Tujuan pernikahan dan hidup berumah tangga karena ibadah, tentu ”perjalanannya” tidak hanya berlaku untuk hitungan hari ataupun bulan. Tetapi rumah tangga memiliki aura keawetan, di mana berlangsung menerus tahunan hingga akhir maut menjemput. Tantangan menuju keluarga yang diidamkan sangat berat. Masalah kerap kali terjadi, sepasang suami istri harus siap menghadapi masalah bersama. Karena untuk membentuk keluarga yang sakinah bukan tanpa rintangan.

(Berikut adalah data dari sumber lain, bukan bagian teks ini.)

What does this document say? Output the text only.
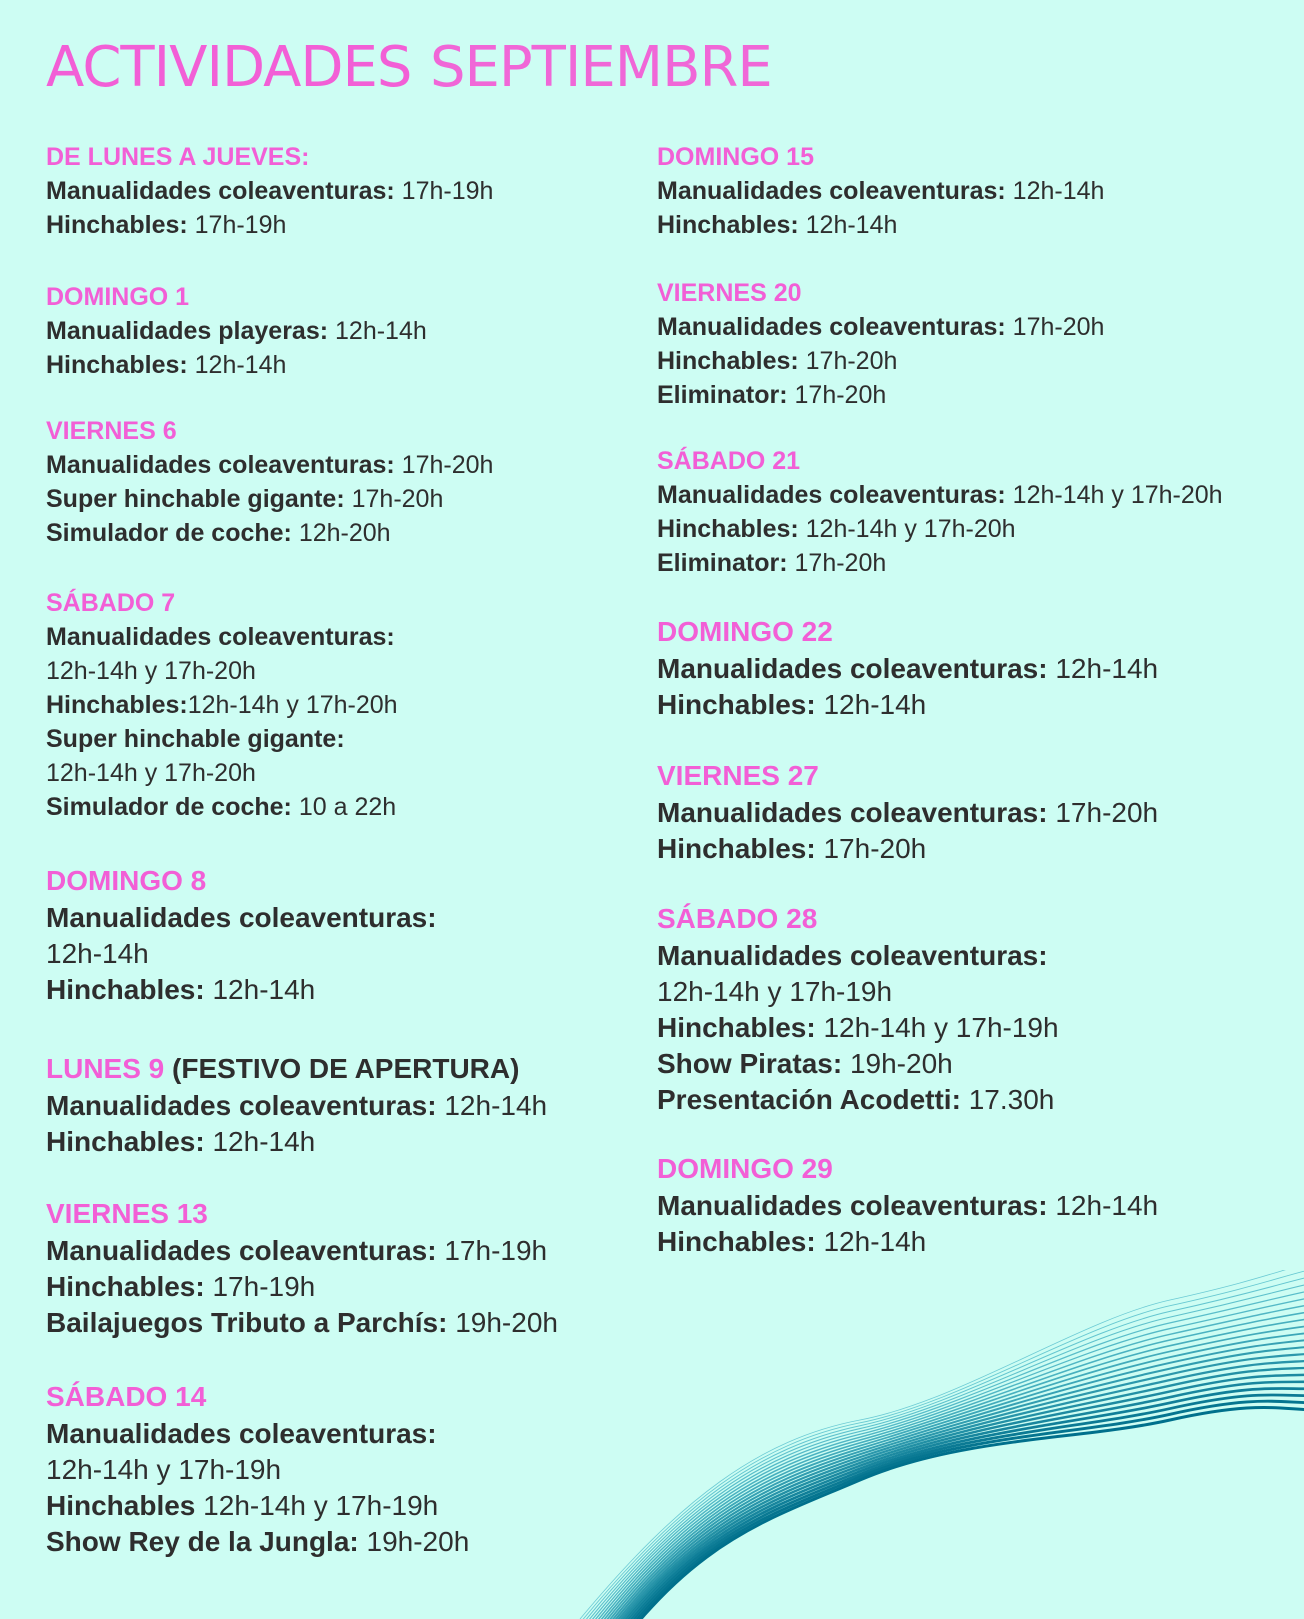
ACTIVIDADES SEPTIEMBRE
DE LUNES A JUEVES:
Manualidades coleaventuras: 17h-19h
Hinchables: 17h-19h
DOMINGO 1
Manualidades playeras: 12h-14h
Hinchables: 12h-14h
VIERNES 6
Manualidades coleaventuras: 17h-20h
Super hinchable gigante: 17h-20h
Simulador de coche: 12h-20h
SÁBADO 7
Manualidades coleaventuras:
12h-14h y 17h-20h
Hinchables:12h-14h y 17h-20h
Super hinchable gigante:
12h-14h y 17h-20h
Simulador de coche: 10 a 22h
DOMINGO 8
Manualidades coleaventuras:
12h-14h
Hinchables: 12h-14h
LUNES 9 (FESTIVO DE APERTURA)
Manualidades coleaventuras: 12h-14h
Hinchables: 12h-14h
VIERNES 13
Manualidades coleaventuras: 17h-19h
Hinchables: 17h-19h
Bailajuegos Tributo a Parchís: 19h-20h
SÁBADO 14
Manualidades coleaventuras:
12h-14h y 17h-19h
Hinchables 12h-14h y 17h-19h
Show Rey de la Jungla: 19h-20h
DOMINGO 15
Manualidades coleaventuras: 12h-14h
Hinchables: 12h-14h
VIERNES 20
Manualidades coleaventuras: 17h-20h
Hinchables: 17h-20h
Eliminator: 17h-20h
SÁBADO 21
Manualidades coleaventuras: 12h-14h y 17h-20h
Hinchables: 12h-14h y 17h-20h
Eliminator: 17h-20h
DOMINGO 22
Manualidades coleaventuras: 12h-14h
Hinchables: 12h-14h
VIERNES 27
Manualidades coleaventuras: 17h-20h
Hinchables: 17h-20h
SÁBADO 28
Manualidades coleaventuras:
12h-14h y 17h-19h
Hinchables: 12h-14h y 17h-19h
Show Piratas: 19h-20h
Presentación Acodetti: 17.30h
DOMINGO 29
Manualidades coleaventuras: 12h-14h
Hinchables: 12h-14h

Permasalahan secara garis besar ditandai dari dua faktor, yaitu faktor internal (keluarga) dan eksternal (sosial). Dari internal masalah bisa timbul, sejauh mana setiap individu memahami keadaan keluarga. Sementara itu, faktor eksternal lebih dipengaruhi karena kondisi sosial. Keadaan masyarakat dan lingkungan sekitar turut andil menguji kekuatan ikatan rumah tangga. Mampukah menghadapinya? Apabila semua itu bisa dihadapi, dewasa dalam menyikapi, dan cerdas untuk mencari solusi maka keseimbangan kehidupan di rumah dan bermasyarakat berjalan, sama-sama memiliki suasana kebaikan.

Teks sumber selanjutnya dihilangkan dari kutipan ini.